Awards Daily shoots off a quick work email to Severance cinematographer Jessica Lee Gagné about the distinct look of Apple TV+’s fresh sci-fi drama.
Apple TV+’s Severance is a television series unlike any other, with a look unlike any other. At the fictional company Lumon, employees undergo a severance operation where their work selves never have to know their out-of-office selves—and vice versa. When employees like Mark (Adam Scott) enter into Lumon’s headquarters, they are welcomed with bright light and little pops of colors like blues and greens. The contrast of the innie world is stark compared to the real-life outie world, which is dreary and dark.
I had the opportunity to e-chat with Severance cinematographer Jessica Lee Gagné about the series’ unforgettable look, what the color palettes represent, and what it was like filming the “Defiant Jazz” scene.
Awards Daily: What kinds of colors palettes did you work with? I feel like there are lots of greens. What do the colors represent?
Jessica Lee Gagné: That palette is very much inspired by Ben’s [Stiller] personal taste. It is safe to say that his favourite colour is blue. I think a cool green is the close second. These blues and greens were definitely a theme for us. If I were to look into it, I would say they are colours of coolness and calmness, which can relate to the illusion of serenity that Lumon gives off. If we were going in other tones such as browns or red, we were usually in spaces that could be unusual or uncomfortable for Mark.
The world of Severance is calculated and controlled, which explains the minimal and intentional use of colour. There was no specific plan towards colour. I think it was just intuitive decision making.
AD: How are the color palettes and look in the “real world” different than in the office? What did you do to create that contrast?
JLG: The look of the inside and outside worlds are quite different. You find vibrant, saturated colours with higher contrasts in the underground world. The outside world is drab and quite monotonous. There is also a different lensing style. The outside world is classically shot, mostly in studio style. The camera tends to be further away observing Mark at a distance, while on the inside the camera moves in a more robotic fashion. The innie universe is also shot with wider lenses and tends to be more unusual and awkward, creating anxiety.
AD: The light in the Lumon office is so bright. What did you do to achieve that brightness?
JLG: The main office was lit by about 90 S60 Arri sky panels. We pushed for using sky panels to get an optimum amount of power in order to shoot at deeper stops with some of our slower zoom lenses. Furthermore, we knew that there would be some fun colour design sequences coming up, such as MDR. So the choice was a practical one for programming. The vibrancy and pop of the highlights was something we leaned into in the grade with the colourists, Tom Poole and Drew Geary at Company3. We really pushed to use the Sony Venice’s potential with HDR, expanding the contrast as much as we could through pure whites and blacks, something you can really enjoy when using HDR to its full potential.
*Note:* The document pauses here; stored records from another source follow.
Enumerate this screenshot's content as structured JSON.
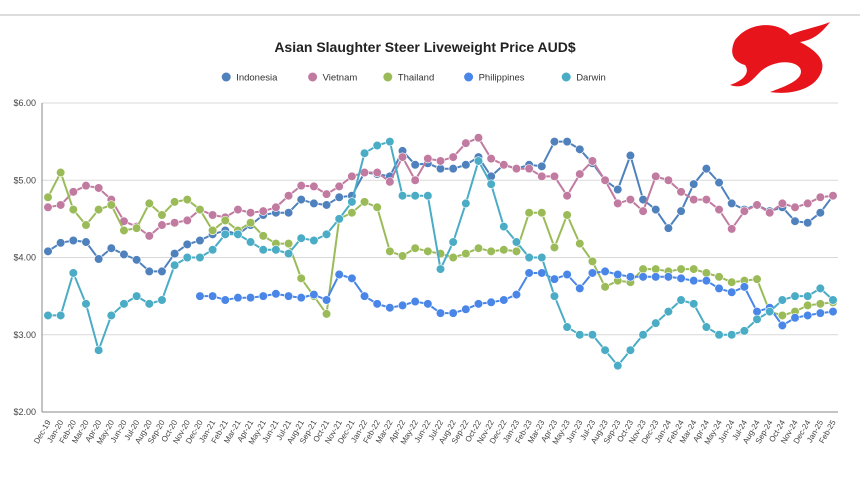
{
  "chart_data": {
    "type": "line",
    "title": "Asian Slaughter Steer Liveweight Price AUD$",
    "categories": [
      "Dec-19",
      "Jan-20",
      "Feb-20",
      "Mar-20",
      "Apr-20",
      "May-20",
      "Jun-20",
      "Jul-20",
      "Aug-20",
      "Sep-20",
      "Oct-20",
      "Nov-20",
      "Dec-20",
      "Jan-21",
      "Feb-21",
      "Mar-21",
      "Apr-21",
      "May-21",
      "Jun-21",
      "Jul-21",
      "Aug-21",
      "Sep-21",
      "Oct-21",
      "Nov-21",
      "Dec-21",
      "Jan-22",
      "Feb-22",
      "Mar-22",
      "Apr-22",
      "May-22",
      "Jun-22",
      "Jul-22",
      "Aug-22",
      "Sep-22",
      "Oct-22",
      "Nov-22",
      "Dec-22",
      "Jan-23",
      "Feb-23",
      "Mar-23",
      "Apr-23",
      "May-23",
      "Jun-23",
      "Jul-23",
      "Aug-23",
      "Sep-23",
      "Oct-23",
      "Nov-23",
      "Dec-23",
      "Jan-24",
      "Feb-24",
      "Mar-24",
      "Apr-24",
      "May-24",
      "Jun-24",
      "Jul-24",
      "Aug-24",
      "Sep-24",
      "Oct-24",
      "Nov-24",
      "Dec-24",
      "Jan-25",
      "Feb-25"
    ],
    "series": [
      {
        "name": "Indonesia",
        "color": "#4f81bd",
        "values": [
          4.08,
          4.19,
          4.22,
          4.2,
          3.98,
          4.12,
          4.04,
          3.97,
          3.82,
          3.82,
          4.05,
          4.17,
          4.22,
          4.3,
          4.35,
          4.3,
          4.42,
          4.55,
          4.58,
          4.58,
          4.75,
          4.7,
          4.68,
          4.78,
          4.8,
          5.1,
          5.08,
          5.05,
          5.38,
          5.2,
          5.22,
          5.15,
          5.15,
          5.2,
          5.3,
          5.05,
          5.2,
          5.15,
          5.2,
          5.18,
          5.5,
          5.5,
          5.4,
          5.22,
          5.0,
          4.88,
          5.32,
          4.75,
          4.62,
          4.38,
          4.6,
          4.95,
          5.15,
          4.97,
          4.7,
          4.62,
          4.68,
          4.6,
          4.65,
          4.47,
          4.45,
          4.58,
          4.8
        ]
      },
      {
        "name": "Vietnam",
        "color": "#c27ba0",
        "values": [
          4.65,
          4.68,
          4.85,
          4.93,
          4.9,
          4.75,
          4.47,
          4.4,
          4.28,
          4.42,
          4.45,
          4.48,
          4.62,
          4.55,
          4.52,
          4.62,
          4.58,
          4.6,
          4.65,
          4.8,
          4.93,
          4.92,
          4.82,
          4.92,
          5.05,
          5.1,
          5.1,
          4.98,
          5.3,
          5.0,
          5.28,
          5.25,
          5.3,
          5.48,
          5.55,
          5.28,
          5.2,
          5.15,
          5.15,
          5.05,
          5.05,
          4.8,
          5.08,
          5.25,
          5.0,
          4.7,
          4.75,
          4.6,
          5.05,
          5.0,
          4.85,
          4.75,
          4.75,
          4.62,
          4.37,
          4.6,
          4.68,
          4.58,
          4.7,
          4.65,
          4.7,
          4.78,
          4.8
        ]
      },
      {
        "name": "Thailand",
        "color": "#9bbb59",
        "values": [
          4.78,
          5.1,
          4.62,
          4.42,
          4.62,
          4.68,
          4.35,
          4.38,
          4.7,
          4.55,
          4.72,
          4.75,
          4.62,
          4.35,
          4.48,
          4.35,
          4.45,
          4.28,
          4.18,
          4.18,
          3.73,
          3.5,
          3.27,
          4.5,
          4.58,
          4.72,
          4.65,
          4.08,
          4.02,
          4.12,
          4.08,
          4.05,
          4.0,
          4.05,
          4.12,
          4.08,
          4.1,
          4.08,
          4.58,
          4.58,
          4.13,
          4.55,
          4.18,
          3.95,
          3.62,
          3.7,
          3.68,
          3.85,
          3.85,
          3.82,
          3.85,
          3.85,
          3.8,
          3.75,
          3.68,
          3.7,
          3.72,
          3.3,
          3.25,
          3.3,
          3.38,
          3.4,
          3.42
        ]
      },
      {
        "name": "Philippines",
        "color": "#4a86e8",
        "values": [
          null,
          null,
          null,
          null,
          null,
          null,
          null,
          null,
          null,
          null,
          null,
          null,
          3.5,
          3.5,
          3.45,
          3.48,
          3.48,
          3.5,
          3.53,
          3.5,
          3.48,
          3.52,
          3.45,
          3.78,
          3.73,
          3.5,
          3.4,
          3.35,
          3.38,
          3.43,
          3.4,
          3.28,
          3.28,
          3.33,
          3.4,
          3.42,
          3.45,
          3.52,
          3.8,
          3.8,
          3.72,
          3.78,
          3.6,
          3.8,
          3.82,
          3.78,
          3.75,
          3.75,
          3.75,
          3.75,
          3.73,
          3.7,
          3.7,
          3.6,
          3.55,
          3.62,
          3.3,
          3.35,
          3.12,
          3.22,
          3.25,
          3.28,
          3.3
        ]
      },
      {
        "name": "Darwin",
        "color": "#4bacc6",
        "values": [
          3.25,
          3.25,
          3.8,
          3.4,
          2.8,
          3.25,
          3.4,
          3.5,
          3.4,
          3.45,
          3.9,
          4.0,
          4.0,
          4.1,
          4.3,
          4.3,
          4.2,
          4.1,
          4.1,
          4.05,
          4.25,
          4.22,
          4.3,
          4.5,
          4.72,
          5.35,
          5.45,
          5.5,
          4.8,
          4.8,
          4.8,
          3.85,
          4.2,
          4.7,
          5.25,
          4.95,
          4.4,
          4.2,
          4.0,
          4.0,
          3.5,
          3.1,
          3.0,
          3.0,
          2.8,
          2.6,
          2.8,
          3.0,
          3.15,
          3.3,
          3.45,
          3.4,
          3.1,
          3.0,
          3.0,
          3.05,
          3.2,
          3.3,
          3.45,
          3.5,
          3.5,
          3.6,
          3.45
        ]
      }
    ],
    "ylim": [
      2,
      6
    ],
    "yticks": [
      {
        "value": 2,
        "label": "$2.00"
      },
      {
        "value": 3,
        "label": "$3.00"
      },
      {
        "value": 4,
        "label": "$4.00"
      },
      {
        "value": 5,
        "label": "$5.00"
      },
      {
        "value": 6,
        "label": "$6.00"
      }
    ],
    "grid": true,
    "legend": "top"
  }
}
AD: You really get to play with a lot of angles on this show. Were there any particular ones that you had fun with?
JLG: There was an endless amount of angles. It felt infinite at times, like you could put down the camera anywhere and it was amazing. Sometimes the challenge of choosing the best frame was mind-boggling. I think this speaks to the genius of the MDR set. When a set is good, it provides endless frames. So for me, the frames in this set are my fave.
AD: There are definitely lots of color changes in the Defiant Jazz scene. What was it like shooting this scene?
JLG: It was like shooting a music video. We just let the music and Milchick guide us. This is why steadicam was the perfect tool for this dance improv. The lighting took weeks to perfect. Ben [Stiller] gave the gaffer and I the music, and we just took our time in developing a crescendo aesthetic that felt hypnotizing. Every time we tested it in the office, people would be so affected and triggered by it. You couldn’t help but be hypnotized by it after having spent months in that set with its white lights.
AD: I find it interesting that it’s so white and bright in the office and then outside it’s white with snow but has a duller light. Do you think they are reflections of each other in some way?
JLG: Definitely, I think the outside world has been tainted by life and its experiences. The grey and the dirty mess of the outside world reflects Mark’s depressive state. However, that state is meant to disappear as he heads down into the severed world where everything is clean and perfect, unaffected by life’s conditioning.
Season 1 of Severance is streaming on Apple TV+.